2025-26 PWHL Season Preview: Six PWHL Players Set to Bounce Back in 2026

A look around the league at players who are poised to rebound from their difficult 2025 seasons.

2025-26 PWHL Season Preview: Six PWHL Players Set to Bounce Back in 2026
Jaime Bourbonnais makes a pass during the New York Sirens' game in Detroit against the Minnesota Frost. (Credit: PWHL)

The start of a new PWHL season brings with it a clean slate for all involved, and for those who may not have played to their standards this past year, an opportunity to bounce back. Here’s a starting lineup’s worth of players (three forwards, two defenders, and a goaltender) who struggled last season but look set to return to form in 2025-26.

Kateřina Mrázová (F, Ottawa Charge)

To say Mrázová’s 2024-25 was injury-plagued would be an understatement and a half. She missed five games in January with a lower-body injury, returned for four games, and then was knocked right back out for two months. She played through the World Championships with broken bones and a torn ligament in her wrist, and was taken out of the finals by a knee-on-knee hit in Game 1. Amidst all that, Mrázová still managed to score the goal to clinch the Charge's playoff berth, but her overall production dropped from 0.78 points per game to 0.5. Now back at 100%, Mrázová finding her first season form again will be vital to Ottawa’s success, especially given how many key players departed in the offseason.

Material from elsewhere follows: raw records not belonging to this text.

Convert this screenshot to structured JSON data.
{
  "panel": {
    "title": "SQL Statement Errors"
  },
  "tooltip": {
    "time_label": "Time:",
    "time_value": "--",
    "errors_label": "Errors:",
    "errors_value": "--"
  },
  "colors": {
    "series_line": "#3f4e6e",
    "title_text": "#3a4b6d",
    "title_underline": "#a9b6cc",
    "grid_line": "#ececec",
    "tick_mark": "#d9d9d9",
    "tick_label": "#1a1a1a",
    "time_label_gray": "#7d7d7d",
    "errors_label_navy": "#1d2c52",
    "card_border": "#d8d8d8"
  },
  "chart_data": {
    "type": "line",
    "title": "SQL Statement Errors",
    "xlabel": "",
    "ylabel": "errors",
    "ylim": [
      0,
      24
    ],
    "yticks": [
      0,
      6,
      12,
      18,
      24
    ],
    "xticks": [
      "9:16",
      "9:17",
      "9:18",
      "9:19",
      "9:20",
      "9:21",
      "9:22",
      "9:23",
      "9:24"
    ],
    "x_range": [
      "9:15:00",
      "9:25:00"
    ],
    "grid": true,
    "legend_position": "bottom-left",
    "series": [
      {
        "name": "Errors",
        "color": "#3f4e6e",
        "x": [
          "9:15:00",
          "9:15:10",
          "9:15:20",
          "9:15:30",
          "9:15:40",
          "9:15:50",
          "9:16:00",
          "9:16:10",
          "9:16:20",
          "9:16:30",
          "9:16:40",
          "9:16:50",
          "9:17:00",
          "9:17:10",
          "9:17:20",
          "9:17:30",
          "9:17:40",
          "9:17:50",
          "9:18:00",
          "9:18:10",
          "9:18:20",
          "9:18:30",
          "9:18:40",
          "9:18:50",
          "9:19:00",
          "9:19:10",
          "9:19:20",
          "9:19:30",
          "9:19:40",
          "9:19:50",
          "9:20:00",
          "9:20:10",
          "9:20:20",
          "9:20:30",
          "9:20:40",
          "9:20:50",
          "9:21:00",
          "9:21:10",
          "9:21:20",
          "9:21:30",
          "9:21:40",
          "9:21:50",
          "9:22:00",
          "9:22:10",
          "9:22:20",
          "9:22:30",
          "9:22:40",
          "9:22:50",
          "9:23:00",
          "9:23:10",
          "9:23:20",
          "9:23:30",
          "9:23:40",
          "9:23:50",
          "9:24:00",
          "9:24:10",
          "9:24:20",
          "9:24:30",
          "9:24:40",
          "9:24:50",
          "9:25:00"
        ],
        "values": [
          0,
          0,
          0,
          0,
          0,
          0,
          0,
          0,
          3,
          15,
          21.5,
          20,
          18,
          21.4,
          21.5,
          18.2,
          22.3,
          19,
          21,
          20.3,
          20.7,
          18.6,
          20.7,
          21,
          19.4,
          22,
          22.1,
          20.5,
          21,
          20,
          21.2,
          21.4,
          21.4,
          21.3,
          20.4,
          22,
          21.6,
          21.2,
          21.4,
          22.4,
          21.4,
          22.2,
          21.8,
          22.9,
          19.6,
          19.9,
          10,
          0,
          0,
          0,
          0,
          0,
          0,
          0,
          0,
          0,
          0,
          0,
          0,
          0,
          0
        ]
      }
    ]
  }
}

Gabby Rosenthal (F, Vancouver Goldeneyes)

Rosenthal was something of an afterthought in Vancouver’s expansion haul, especially with some of the other names remaining on the New York Sirens’ unprotected list. She scored in her PWHL debut on the first shot of her career, but remained on one goal for the rest of the season. Of the 31 shots Rosenthal took, though, 28 were registered as a scoring chance, a ratio that should lead to a shooting percentage well over the 3.2% she had. If the Goldeneyes have any weakness on paper it would be center depth, but with more puck luck on her side Rosenthal could shore that up and then some.

Natalie Snodgrass (F, Seattle Torrent)

Snodgrass was drafted into the PWHL after two years as captain at UConn and a nearly point-per-game season with the PHF’s Minnesota Whitecaps. Her first year in Ottawa was solid, but she fell out of favour in the second, seeing more of the Charge’s press box than their top nine. Despite this, Seattle scooped her up pretty early into unrestricted free agency, and the Torrent’s fairly thin depth group on paper has Snodgrass in a role more akin to her first season. She'll get consistent playing time once again, but will she be able to make the most of it?

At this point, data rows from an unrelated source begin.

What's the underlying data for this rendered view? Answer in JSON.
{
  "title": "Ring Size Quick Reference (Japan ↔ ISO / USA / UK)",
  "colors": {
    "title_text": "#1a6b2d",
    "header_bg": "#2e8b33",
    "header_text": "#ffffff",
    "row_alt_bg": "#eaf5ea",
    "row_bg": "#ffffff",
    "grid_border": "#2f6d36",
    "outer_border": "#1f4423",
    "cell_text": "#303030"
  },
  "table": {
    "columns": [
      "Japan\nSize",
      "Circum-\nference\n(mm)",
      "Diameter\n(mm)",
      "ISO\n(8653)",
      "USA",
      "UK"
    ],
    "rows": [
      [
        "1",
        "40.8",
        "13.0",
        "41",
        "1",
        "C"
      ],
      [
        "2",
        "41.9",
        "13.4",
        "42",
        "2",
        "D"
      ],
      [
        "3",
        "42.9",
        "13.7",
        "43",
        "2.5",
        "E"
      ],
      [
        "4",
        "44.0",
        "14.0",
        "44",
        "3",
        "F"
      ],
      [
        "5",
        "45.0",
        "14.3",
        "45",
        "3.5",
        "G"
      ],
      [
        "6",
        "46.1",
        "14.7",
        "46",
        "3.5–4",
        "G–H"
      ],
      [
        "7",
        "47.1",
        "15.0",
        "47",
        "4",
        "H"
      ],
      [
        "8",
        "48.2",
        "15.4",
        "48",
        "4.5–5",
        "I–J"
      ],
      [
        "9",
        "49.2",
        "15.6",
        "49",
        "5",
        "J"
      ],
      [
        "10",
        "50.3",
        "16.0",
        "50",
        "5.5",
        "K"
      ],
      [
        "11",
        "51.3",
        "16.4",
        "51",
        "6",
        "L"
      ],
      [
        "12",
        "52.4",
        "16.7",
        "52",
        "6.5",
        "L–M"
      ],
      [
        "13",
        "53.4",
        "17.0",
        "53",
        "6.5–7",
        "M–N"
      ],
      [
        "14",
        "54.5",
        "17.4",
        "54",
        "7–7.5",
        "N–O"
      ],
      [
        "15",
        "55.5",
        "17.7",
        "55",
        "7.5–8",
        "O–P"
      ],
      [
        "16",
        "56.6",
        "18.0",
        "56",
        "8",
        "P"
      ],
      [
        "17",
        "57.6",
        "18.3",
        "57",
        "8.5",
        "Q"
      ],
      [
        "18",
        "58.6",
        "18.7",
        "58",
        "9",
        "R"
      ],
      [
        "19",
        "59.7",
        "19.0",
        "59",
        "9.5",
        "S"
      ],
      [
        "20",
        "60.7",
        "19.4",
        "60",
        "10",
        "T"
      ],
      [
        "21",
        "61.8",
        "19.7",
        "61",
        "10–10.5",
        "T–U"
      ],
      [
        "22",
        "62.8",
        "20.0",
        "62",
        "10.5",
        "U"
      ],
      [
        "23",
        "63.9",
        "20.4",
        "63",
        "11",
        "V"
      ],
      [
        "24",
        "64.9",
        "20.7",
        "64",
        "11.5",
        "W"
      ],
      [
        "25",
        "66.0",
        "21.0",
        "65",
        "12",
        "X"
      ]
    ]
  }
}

Honourable Mention: Grace Zumwinkle (F, Minnesota Frost)

While this one’s absolutely a slam dunk pick, it was so much of a slam dunk that Reid got to it first! Check out their piece on Zumwinkle here.

Guess who’s back? Three numbers that indicate Grace Zumwinkle is poised for a resurgence
After a dominant rookie campaign followed by a slow second year, Grace Zumwinkle is poised to return to her goal-scoring ways in year three.

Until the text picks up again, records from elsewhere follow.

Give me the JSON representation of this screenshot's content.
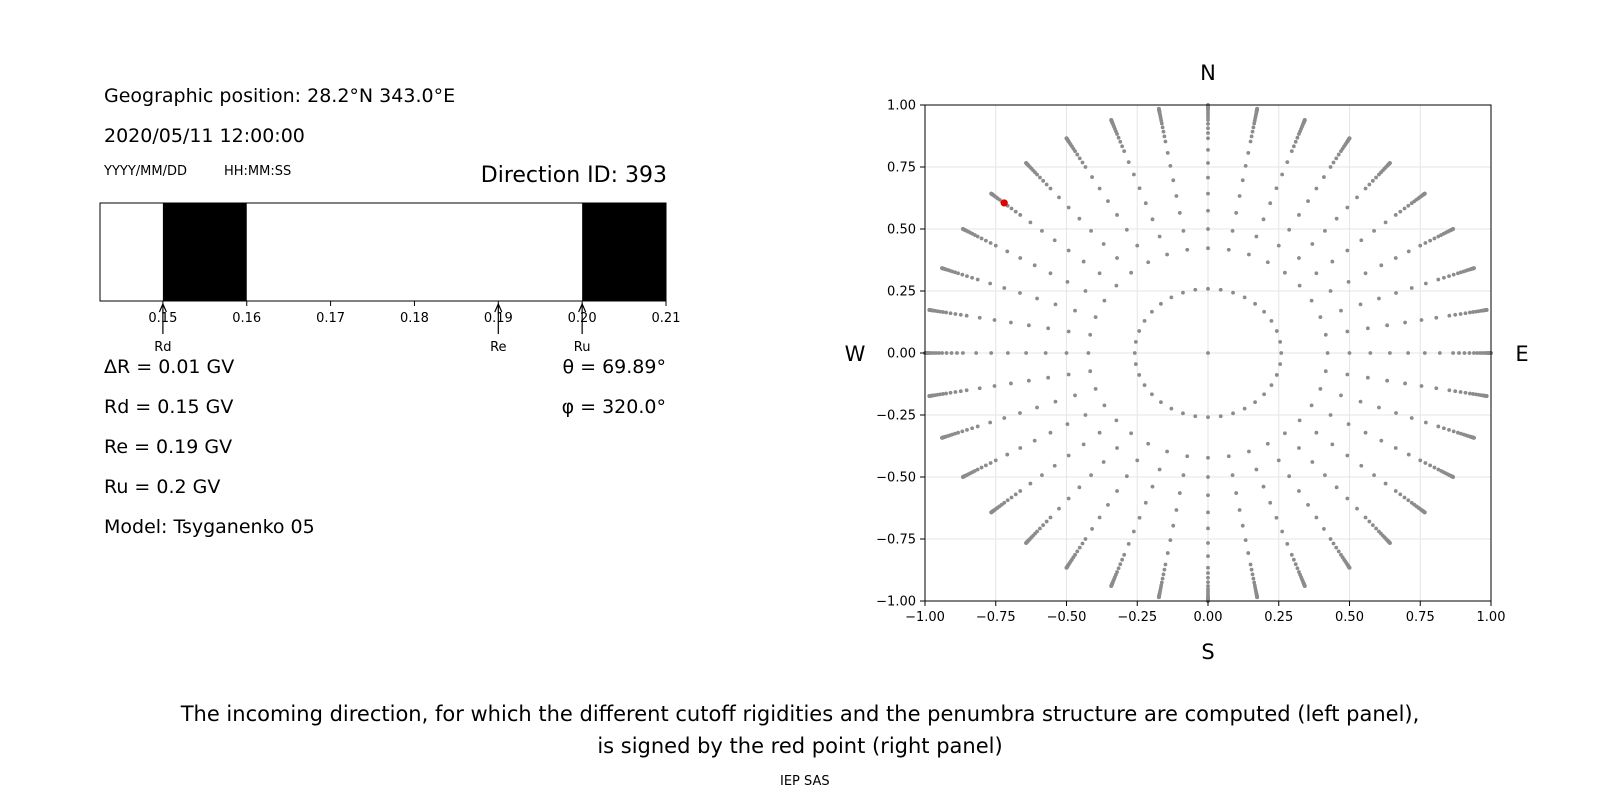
{
  "left_panel": {
    "position_label": "Geographic position: 28.2°N 343.0°E",
    "datetime": "2020/05/11 12:00:00",
    "date_format": "YYYY/MM/DD",
    "time_format": "HH:MM:SS",
    "direction_id": "Direction ID: 393",
    "params": {
      "delta_r": "ΔR = 0.01 GV",
      "rd": "Rd = 0.15 GV",
      "re": "Re = 0.19 GV",
      "ru": "Ru = 0.2 GV",
      "model": "Model: Tsyganenko 05",
      "theta": "θ = 69.89°",
      "phi": "φ = 320.0°"
    }
  },
  "chart_data": [
    {
      "type": "penumbra-bar",
      "xlim": [
        0.1425,
        0.21
      ],
      "ticks": [
        0.15,
        0.16,
        0.17,
        0.18,
        0.19,
        0.2,
        0.21
      ],
      "tick_labels": [
        "0.15",
        "0.16",
        "0.17",
        "0.18",
        "0.19",
        "0.20",
        "0.21"
      ],
      "forbidden_bands": [
        [
          0.15,
          0.16
        ],
        [
          0.2,
          0.21
        ]
      ],
      "markers": [
        {
          "label": "Rd",
          "value": 0.15
        },
        {
          "label": "Re",
          "value": 0.19
        },
        {
          "label": "Ru",
          "value": 0.2
        }
      ]
    },
    {
      "type": "scatter",
      "title": "",
      "xlim": [
        -1.0,
        1.0
      ],
      "ylim": [
        -1.0,
        1.0
      ],
      "xticks": [
        -1.0,
        -0.75,
        -0.5,
        -0.25,
        0.0,
        0.25,
        0.5,
        0.75,
        1.0
      ],
      "yticks": [
        -1.0,
        -0.75,
        -0.5,
        -0.25,
        0.0,
        0.25,
        0.5,
        0.75,
        1.0
      ],
      "xtick_labels": [
        "−1.00",
        "−0.75",
        "−0.50",
        "−0.25",
        "0.00",
        "0.25",
        "0.50",
        "0.75",
        "1.00"
      ],
      "ytick_labels": [
        "−1.00",
        "−0.75",
        "−0.50",
        "−0.25",
        "0.00",
        "0.25",
        "0.50",
        "0.75",
        "1.00"
      ],
      "grid": true,
      "compass": {
        "north": "N",
        "south": "S",
        "west": "W",
        "east": "E"
      },
      "grid_series": {
        "name": "directions",
        "color": "#8c8c8c",
        "zenith_rings_deg": [
          15,
          25,
          30,
          35,
          40,
          45,
          50,
          55,
          60,
          62.5,
          65,
          67.5,
          70,
          72,
          74,
          76,
          78,
          80,
          81,
          82,
          83,
          84,
          85,
          86,
          87,
          88,
          89,
          90
        ],
        "azimuth_step_deg": 10,
        "includes_center": true
      },
      "highlight": {
        "name": "selected direction",
        "x": -0.72,
        "y": 0.605,
        "color": "#e00000"
      }
    }
  ],
  "caption": {
    "line1": "The incoming direction, for which the different cutoff rigidities and the penumbra structure are computed (left panel),",
    "line2": "is signed by the red point (right panel)"
  },
  "credit": "IEP SAS"
}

Jaime Bourbonnais (D, New York Sirens)

Bourbonnais’ struggles to start last season led to her losing her foothold with Team Canada for the first time since she debuted with the senior national team in 2018-19, but she began to turn things around just as the Sirens snapped their lengthy losing skid. The 3-2 OT win against Montréal on March 12th was the first of a four-game point streak for Bourbonnais that accounted for over 70% of her season total. There’s a lot of offensive production to be replaced on the New York blueline in the absence of Ella Shelton, and Bourbonnais is certainly capable of providing it if she can sustain the momentum she started building late last year.

Anna Kjellbin (D, Toronto Sceptres)

It looked like Kjellbin was on her way out of Toronto when she wasn’t given a qualifying offer by the team that dealt for her at the trade deadline. However, she ended up re-signing with the Sceptres on a one-year deal in free agency, and now sits in a fairly secure position on the defensive depth chart. Kjellbin’s performance took an upturn both offensively and defensively following the trade, as four of her five points (including playoffs) were scored with Toronto, and she noticeably brought down her regular season GA/60 in that stretch. A full season with the Sceptres, who have very strong left-shot options to pair with her, could be exactly what Kjellbin needs to find the same success in North America that she’s had internationally.

Sandra Abstreiter (G, Montréal Victoire)

This bounce-back’s a couple years in the making. Abstreiter dealt with an injury and was heavily underutilized when healthy in 2024 as Ottawa’s backup, and signed on as the Victoire’s third last season. Even as Ann-Renée Desbiens went down with injury, Abstreiter didn’t manage to get into a PWHL game in 2025, but she’s done everything she can on the international stage to prove herself in the meantime. Her 3-0 record and .967 save percentage in Olympic qualifying secured Germany a spot in the Milano Cortina Games and she followed that up with a .923 at Worlds, going out with a 48-save effort against the United States. Having all but locked down the backup spot with Montréal for 2026, Abstreiter will look to make it worth the wait with her play.